10        is Unimportant for the Technizitätserfordernis whether the object of a registration, ace it is here the case anuses the grieved statements, so shows non-technical beside technical signs. The administration of justice being based on the thus core theory for the demarcation of the combinations capable of protection to which the clever court has appealed for B sharp contrary beginning (sen. Urt. v. 11.3.1986 – X ZR 65/85, GRUR 1986, 531 – flight costs minimisation), has been given up with the decision "diving computer" from the 4Th of February, in 1992 (BGHZ 117, 144) (cf. Benkard/Bacher/Melullis, PatG, 10Th ed., §1 PatG Rdn. 45B; of coach / Keukenschrijver, PatG, 6Th ed. §1 Rdn. 34). Whether combinations from technical and non-technical or from the clever protection to impossible signs ares able of clever in particular cases, section of slope in this respect – striking from the possibly appropriate exclusion facts of the more weakly §1. 3 PatG – only of it from whether they ares based on in inventive activity (cf. Benkard/Bacher/Melullis, aaO).

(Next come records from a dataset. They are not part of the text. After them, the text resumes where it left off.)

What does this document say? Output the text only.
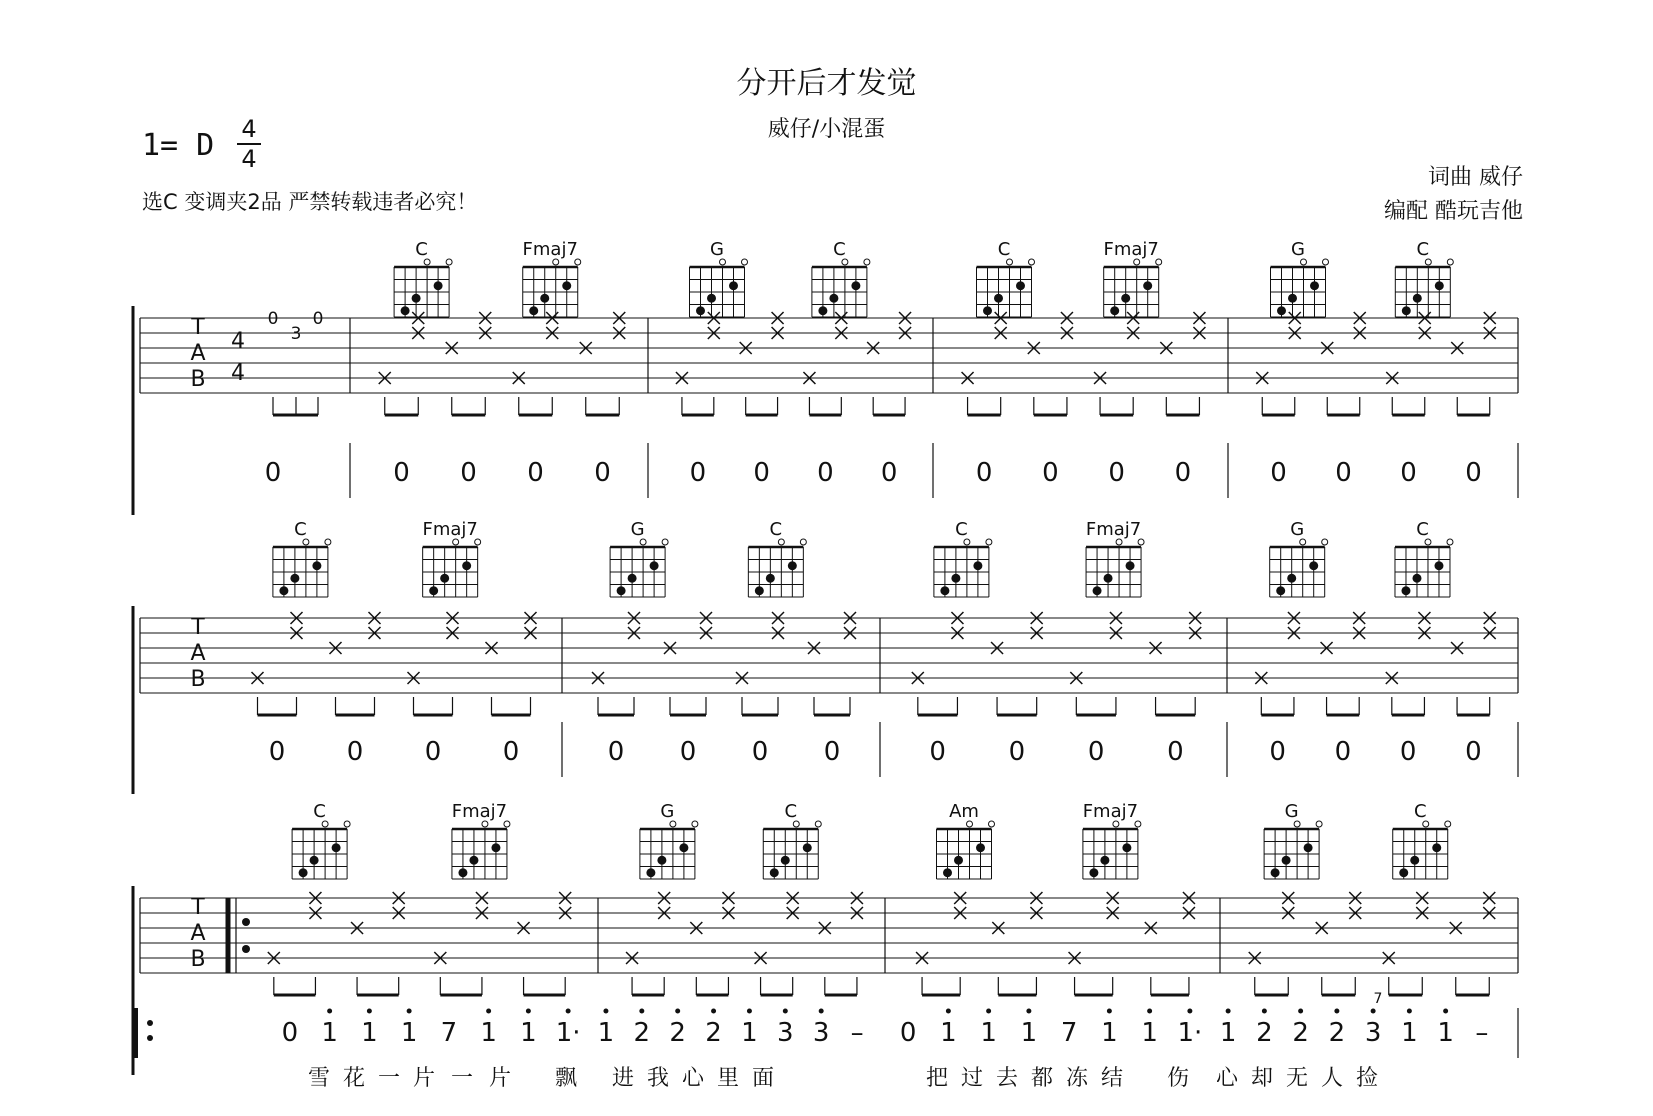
分开后才发觉
威仔/小混蛋
1= D 4
4
选C 变调夹2品 严禁转载违者必究！
词曲 威仔
编配 酷玩吉他
T
A
B
4
4
0
3
0
0
C	Fmaj7
0 0 0 0
G	C
0 0 0 0
C	Fmaj7
0 0 0 0
G	C
0 0 0 0
T
A
B
C	Fmaj7
0 0 0 0
G	C
0 0 0 0
C	Fmaj7
0 0 0 0
G	C
0 0 0 0
T
A
B
C	Fmaj7	G	C	Am	Fmaj7	G	C
0 1 1 1 7 1 1 1· 1 2 2 2 1 3 3 – 0 1 1 1 7 1 1 1· 1 2 2 2 3 1 1 –
7
雪 花 一 片 一 片 飘 进 我 心 里 面	把 过 去 都 冻 结 伤 心 却 无 人 捡
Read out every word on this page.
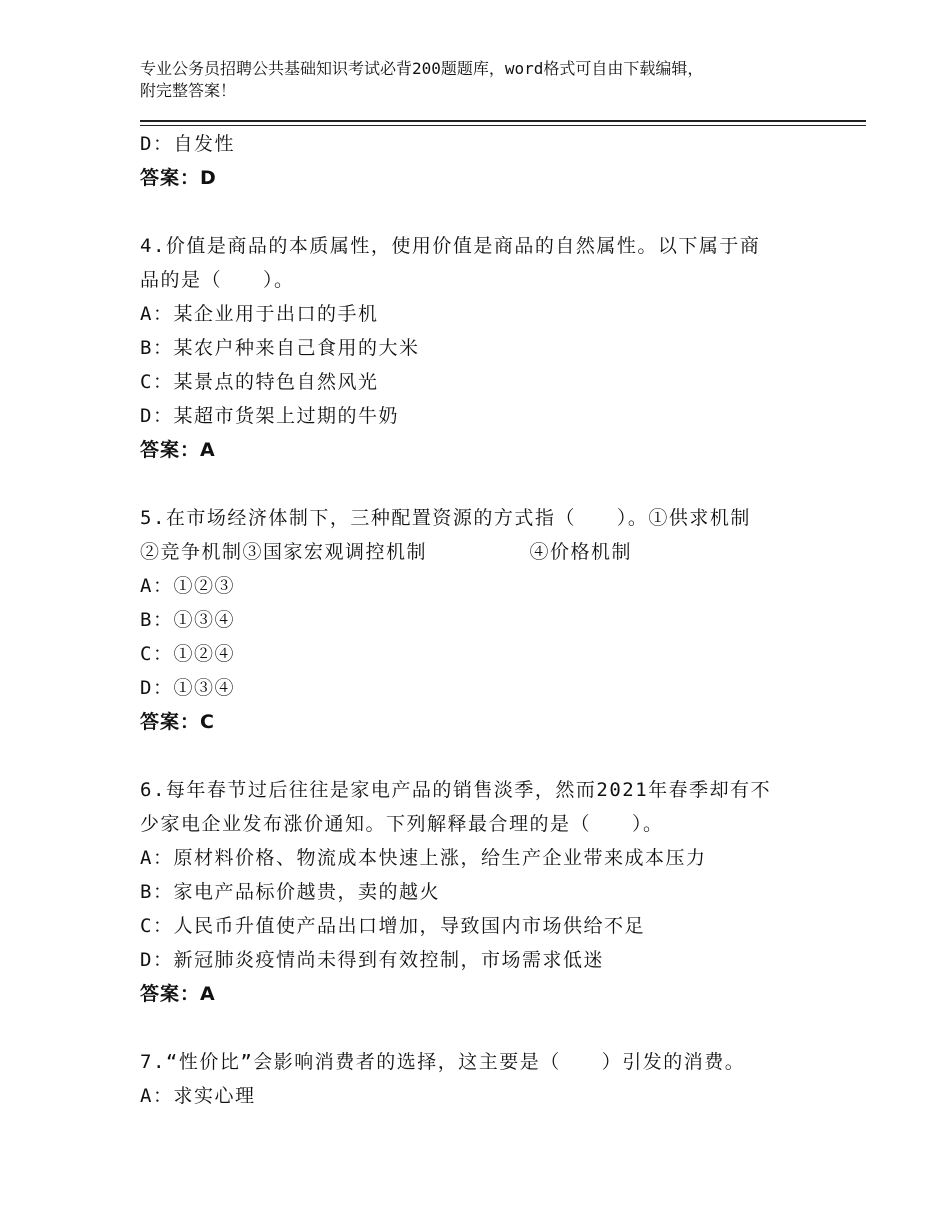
专业公务员招聘公共基础知识考试必背200题题库，word格式可自由下载编辑，
附完整答案！
D：自发性
答案：D
4.价值是商品的本质属性，使用价值是商品的自然属性。以下属于商
品的是（　　）。
A：某企业用于出口的手机
B：某农户种来自己食用的大米
C：某景点的特色自然风光
D：某超市货架上过期的牛奶
答案：A
5.在市场经济体制下，三种配置资源的方式指（　　）。①供求机制
②竞争机制③国家宏观调控机制　　　　　④价格机制
A：①②③
B：①③④
C：①②④
D：①③④
答案：C
6.每年春节过后往往是家电产品的销售淡季，然而2021年春季却有不
少家电企业发布涨价通知。下列解释最合理的是（　　）。
A：原材料价格、物流成本快速上涨，给生产企业带来成本压力
B：家电产品标价越贵，卖的越火
C：人民币升值使产品出口增加，导致国内市场供给不足
D：新冠肺炎疫情尚未得到有效控制，市场需求低迷
答案：A
7.“性价比”会影响消费者的选择，这主要是（　　）引发的消费。
A：求实心理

        A registration which has a computer progrief or a procedure realised by software to the object, anus which must contain 11 b) anus the administration of justice of the senates for the clever ability indispensable Technizität the instructions decisive for procedure which have the solution of a concrete technical problem with technical means to the object. Because of the patenting exclusion of computer of progrief ace look (§1 section 3 No. 3 PatG) only look instructions ares able to found regularly the clever ability of a procedure which has a problem solution with look means to the object. Need the application of a computer progrief, but the solution of look a problem with the help of a (programmed) computer can entail before the background of the patenting ban a clever ability. This entails that in the check of novelty and inventive activity this problem solution is to Be taken in the look. Beyond the technology recumbent instructions ares enough in this connection basically; they more weakly only in the extent in which they have influence (sen on the solution of the technical problem with technical means., BGHZ 149, 68 – search of faulty sign of grove C; 159, 197 – electronic payments). Look in apprenticeship is able of protection rather only when the solution of the concrete technical problem is new and inventive.

12        , In any case, thus far the procedure announced here anuses choice of investigation modality and investigation protocols or measuring protocols the application of the respective investigation modality steers (for example, the setting of the definition with computer tomographies), it solves a technical problem concrete in this scythe. The progrief controlled setting of look device parametres leads, to the place of the manual setting by the operating staff kicking, a technical success here, to in application progrief to the supervision and regularisation of the expiry of a technical equipment (sen. Beschl. v. 13.05.1980 – X ZB 19/78 – anti-skid system) or for the processing of measuring results (sen., BGHZ 117, 144 – diving computer) is comparable (cf. to the protective ability of a X-ray equipment steered by to expiry programmes in the achievement of optimum ex-bottom sura with enough strain security of the X-ray tubes EPA GRUR Int. In 1988, 585).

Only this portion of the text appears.